My next-door neighbor died a couple of weeks ago. She was a good and thoughtful neighbor, an attorney in her mid-40s, and, as far as I know, her death was totally unexpected. The first two people who informed me said she “passed” and, frankly, as a teacher, that word sounds too much like a grading assessment. Jennifer did “pass,” I guess; unfortunately, she also died.
Jennifer knew my interest in Mobile, New Orleans, and Mardi Gras. In fact, I created a travel guide for her very first trip to New Orleans and loaned her some books about the city to get her prepared and in the mood. New Orleans was a perfect match for her; she loved things bright and cheerful and frou frou and her cozy back yard had decorations and light displays for every season.
I used to throw a Joe Cain Day party on the Sunday before Fat Tuesday. The Joe Cain Day parade is a uniquely Mobile celebration open to all participants – the “people’s parade.” A few years ago, a few days before Joe Cain Day, I drove in from work to find a big fluffy festive Mardi Gras wreath hanging on my back gate. I knew immediately where it came from.
I moved the wreath to the front door, where it remained until midnight on Fat Tuesday.
The next year, a couple of weeks before Fat Tuesday, I hung the wreath back on the door. The next day it was gone. Left in its place was a note from Jennifer letting me know that she had some ideas for improvement and was taking the wreath for an update. It was back on the door a couple of days later – replete with even more beads and embedded masks.
This year, I hung the wreath on a Tuesday night two weeks before Mardi Gras. Jennifer died the next day. The wreath will now have a deeper meaning when I hang it in years to come.
I gauge impending spring by the trees that bloom in the front yards of the row of prim townhouses where I live. A decade ago, I planted ninety crocus bulbs in my front yard with the plan that they would be the first blossoms to herald the spring season. Next would be Jennifer’s front-yard crabapple tree, followed by the huge spreading white cherry blossoms in her back yard, that hang gracefully over my back fence. Finally, my pink cherry blossoms would burst forth in my front yard. By that time, the dogwoods and redbuds and glories of spring would be ready to go.

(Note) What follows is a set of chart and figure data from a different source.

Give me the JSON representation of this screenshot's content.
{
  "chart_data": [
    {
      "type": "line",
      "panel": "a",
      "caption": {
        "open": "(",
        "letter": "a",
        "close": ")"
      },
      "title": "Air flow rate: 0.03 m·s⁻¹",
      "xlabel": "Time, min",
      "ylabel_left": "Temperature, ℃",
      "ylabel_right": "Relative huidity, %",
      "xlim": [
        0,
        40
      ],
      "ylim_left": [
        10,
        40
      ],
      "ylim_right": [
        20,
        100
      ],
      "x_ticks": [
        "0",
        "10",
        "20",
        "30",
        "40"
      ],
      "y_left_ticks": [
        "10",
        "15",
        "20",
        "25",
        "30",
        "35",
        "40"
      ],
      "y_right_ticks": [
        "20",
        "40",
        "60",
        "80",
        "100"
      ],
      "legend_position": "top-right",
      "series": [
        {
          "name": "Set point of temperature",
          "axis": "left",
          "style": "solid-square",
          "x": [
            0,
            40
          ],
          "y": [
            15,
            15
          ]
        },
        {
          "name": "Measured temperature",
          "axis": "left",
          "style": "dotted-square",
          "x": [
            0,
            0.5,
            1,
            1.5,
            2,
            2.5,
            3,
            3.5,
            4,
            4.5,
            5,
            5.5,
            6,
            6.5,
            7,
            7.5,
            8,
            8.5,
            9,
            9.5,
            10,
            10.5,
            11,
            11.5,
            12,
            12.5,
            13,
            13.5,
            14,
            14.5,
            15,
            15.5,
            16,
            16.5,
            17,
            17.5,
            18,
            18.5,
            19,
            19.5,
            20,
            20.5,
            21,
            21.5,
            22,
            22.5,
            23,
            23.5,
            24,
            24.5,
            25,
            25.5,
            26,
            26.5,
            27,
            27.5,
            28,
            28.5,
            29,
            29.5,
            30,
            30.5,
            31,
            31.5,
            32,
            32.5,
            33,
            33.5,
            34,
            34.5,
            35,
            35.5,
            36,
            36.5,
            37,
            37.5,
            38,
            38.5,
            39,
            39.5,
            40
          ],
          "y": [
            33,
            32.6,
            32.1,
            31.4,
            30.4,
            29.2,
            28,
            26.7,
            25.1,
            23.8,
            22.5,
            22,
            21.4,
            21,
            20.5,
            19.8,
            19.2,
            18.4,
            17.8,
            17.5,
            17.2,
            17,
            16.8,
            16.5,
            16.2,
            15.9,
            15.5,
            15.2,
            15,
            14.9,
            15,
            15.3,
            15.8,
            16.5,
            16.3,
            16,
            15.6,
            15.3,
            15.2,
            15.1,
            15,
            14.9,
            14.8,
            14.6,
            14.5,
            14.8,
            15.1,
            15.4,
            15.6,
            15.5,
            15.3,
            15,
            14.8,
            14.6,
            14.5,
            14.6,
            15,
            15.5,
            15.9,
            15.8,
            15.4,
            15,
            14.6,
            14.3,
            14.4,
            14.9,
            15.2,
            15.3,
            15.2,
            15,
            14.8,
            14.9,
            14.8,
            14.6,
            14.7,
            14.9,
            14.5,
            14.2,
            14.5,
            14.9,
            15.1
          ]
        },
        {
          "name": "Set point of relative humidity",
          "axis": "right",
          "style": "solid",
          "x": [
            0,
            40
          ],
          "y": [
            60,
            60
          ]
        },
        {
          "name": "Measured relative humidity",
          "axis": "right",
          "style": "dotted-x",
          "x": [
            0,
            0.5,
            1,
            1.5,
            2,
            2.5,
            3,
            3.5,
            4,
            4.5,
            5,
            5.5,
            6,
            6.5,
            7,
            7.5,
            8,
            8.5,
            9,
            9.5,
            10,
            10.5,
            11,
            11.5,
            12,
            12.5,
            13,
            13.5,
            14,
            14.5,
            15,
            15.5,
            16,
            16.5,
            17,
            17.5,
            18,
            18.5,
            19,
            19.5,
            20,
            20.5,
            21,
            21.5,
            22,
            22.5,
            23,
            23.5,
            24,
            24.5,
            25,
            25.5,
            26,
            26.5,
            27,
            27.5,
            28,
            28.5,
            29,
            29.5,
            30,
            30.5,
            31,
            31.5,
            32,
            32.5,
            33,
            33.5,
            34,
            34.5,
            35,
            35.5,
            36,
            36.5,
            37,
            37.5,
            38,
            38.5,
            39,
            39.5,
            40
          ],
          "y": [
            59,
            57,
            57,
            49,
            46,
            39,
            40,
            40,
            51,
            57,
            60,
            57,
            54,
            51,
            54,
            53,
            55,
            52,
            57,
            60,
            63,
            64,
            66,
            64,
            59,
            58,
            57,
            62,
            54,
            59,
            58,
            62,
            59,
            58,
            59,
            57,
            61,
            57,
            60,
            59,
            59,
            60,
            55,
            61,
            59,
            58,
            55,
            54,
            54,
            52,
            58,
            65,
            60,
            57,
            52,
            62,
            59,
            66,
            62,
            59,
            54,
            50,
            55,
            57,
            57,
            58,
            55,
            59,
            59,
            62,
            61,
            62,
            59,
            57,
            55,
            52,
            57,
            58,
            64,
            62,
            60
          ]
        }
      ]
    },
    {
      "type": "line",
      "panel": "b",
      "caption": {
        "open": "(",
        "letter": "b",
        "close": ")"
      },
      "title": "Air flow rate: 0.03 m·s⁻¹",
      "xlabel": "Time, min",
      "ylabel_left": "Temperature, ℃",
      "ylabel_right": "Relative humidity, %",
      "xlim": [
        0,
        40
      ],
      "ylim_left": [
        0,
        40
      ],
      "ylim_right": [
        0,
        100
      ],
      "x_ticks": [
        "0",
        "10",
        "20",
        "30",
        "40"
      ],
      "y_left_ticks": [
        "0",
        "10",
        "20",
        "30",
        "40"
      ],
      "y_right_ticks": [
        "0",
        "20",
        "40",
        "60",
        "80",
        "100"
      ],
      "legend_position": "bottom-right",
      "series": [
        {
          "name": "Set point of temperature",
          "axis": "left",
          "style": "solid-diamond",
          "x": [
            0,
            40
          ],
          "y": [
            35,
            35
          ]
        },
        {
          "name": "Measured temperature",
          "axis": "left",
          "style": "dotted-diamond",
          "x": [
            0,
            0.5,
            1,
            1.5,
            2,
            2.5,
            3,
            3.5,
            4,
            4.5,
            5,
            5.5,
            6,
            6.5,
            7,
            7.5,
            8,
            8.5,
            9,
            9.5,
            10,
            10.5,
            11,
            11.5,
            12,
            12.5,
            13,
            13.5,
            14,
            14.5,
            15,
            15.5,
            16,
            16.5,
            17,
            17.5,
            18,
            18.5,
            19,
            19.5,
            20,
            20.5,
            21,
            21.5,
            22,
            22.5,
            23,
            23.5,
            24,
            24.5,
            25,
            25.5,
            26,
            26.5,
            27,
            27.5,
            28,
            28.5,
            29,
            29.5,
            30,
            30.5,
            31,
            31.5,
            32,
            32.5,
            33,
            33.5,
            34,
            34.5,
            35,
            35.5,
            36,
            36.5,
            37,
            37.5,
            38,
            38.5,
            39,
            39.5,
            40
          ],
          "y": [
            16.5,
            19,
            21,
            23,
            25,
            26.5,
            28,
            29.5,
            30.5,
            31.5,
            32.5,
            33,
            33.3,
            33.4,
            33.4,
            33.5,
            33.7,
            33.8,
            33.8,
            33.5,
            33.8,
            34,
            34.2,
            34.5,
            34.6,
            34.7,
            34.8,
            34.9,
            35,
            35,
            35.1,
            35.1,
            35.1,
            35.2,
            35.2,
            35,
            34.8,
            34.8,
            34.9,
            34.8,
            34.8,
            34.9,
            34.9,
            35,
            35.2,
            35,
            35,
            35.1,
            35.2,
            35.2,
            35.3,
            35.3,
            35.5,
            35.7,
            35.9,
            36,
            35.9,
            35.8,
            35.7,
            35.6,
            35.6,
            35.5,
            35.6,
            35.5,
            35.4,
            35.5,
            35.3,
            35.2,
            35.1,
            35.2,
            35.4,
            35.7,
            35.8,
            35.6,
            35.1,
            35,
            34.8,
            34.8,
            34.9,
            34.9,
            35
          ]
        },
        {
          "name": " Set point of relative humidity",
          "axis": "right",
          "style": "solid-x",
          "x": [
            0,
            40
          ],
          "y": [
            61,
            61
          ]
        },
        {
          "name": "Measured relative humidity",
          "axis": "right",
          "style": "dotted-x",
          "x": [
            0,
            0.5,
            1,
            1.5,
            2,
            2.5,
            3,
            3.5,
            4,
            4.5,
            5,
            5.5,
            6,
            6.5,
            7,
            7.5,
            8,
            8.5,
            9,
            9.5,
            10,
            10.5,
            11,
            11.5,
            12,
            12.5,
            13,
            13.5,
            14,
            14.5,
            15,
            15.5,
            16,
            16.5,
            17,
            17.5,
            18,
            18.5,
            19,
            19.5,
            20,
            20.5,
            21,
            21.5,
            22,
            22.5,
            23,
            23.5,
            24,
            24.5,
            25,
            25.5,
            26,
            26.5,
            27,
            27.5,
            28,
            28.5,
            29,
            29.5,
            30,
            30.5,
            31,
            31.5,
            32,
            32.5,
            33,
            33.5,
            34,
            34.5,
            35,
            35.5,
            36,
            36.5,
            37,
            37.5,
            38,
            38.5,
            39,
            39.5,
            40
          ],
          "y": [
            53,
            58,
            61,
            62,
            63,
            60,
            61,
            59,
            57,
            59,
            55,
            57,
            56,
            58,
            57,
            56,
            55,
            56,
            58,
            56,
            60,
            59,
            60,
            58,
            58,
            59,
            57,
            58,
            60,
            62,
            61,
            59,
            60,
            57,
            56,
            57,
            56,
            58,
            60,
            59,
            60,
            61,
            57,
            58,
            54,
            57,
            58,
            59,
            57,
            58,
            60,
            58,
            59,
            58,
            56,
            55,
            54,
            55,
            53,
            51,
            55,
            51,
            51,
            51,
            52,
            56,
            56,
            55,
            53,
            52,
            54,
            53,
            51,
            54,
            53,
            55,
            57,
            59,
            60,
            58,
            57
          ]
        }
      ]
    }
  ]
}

The crocuses scattered in my front yard seem to have petered out over the past couple of years so the big harbinger of spring in front of the house has been Jennifer’s crabapple tree. It’s a tall, gangly thing. Several people who have worked on my yard have offered to chop it down for free. Indeed, it had a lot of dead branches on it but Jennifer wouldn’t hear of losing it. One Saturday several years ago, her dad and I managed to trim a lot of the dead off and the tree has shaped up fairly nicely since.
It’s still not a beauty, except for those couple of weeks in the late winter when its deep purplish blossoms burst forth.
Last year, Jennifer, who did most of her coming and going through the back of her house, commented to me that she had completely missed the crabapple blooming because she had been so tied up with business, personal, and other things and had not even looked in the front yard.
I assured her that the show of blooms had been particularly beautiful and promised to alert her when the tree started to bloom this year.
Jennifer’s funeral last week took place on a dreary rainy Tuesday. The next day, as I opened my bedroom curtains just after sunrise, was bright and sunny. I glanced over at Jennifer’s crabapple and saw the first blossoms high in the top of the sun-dappled tree.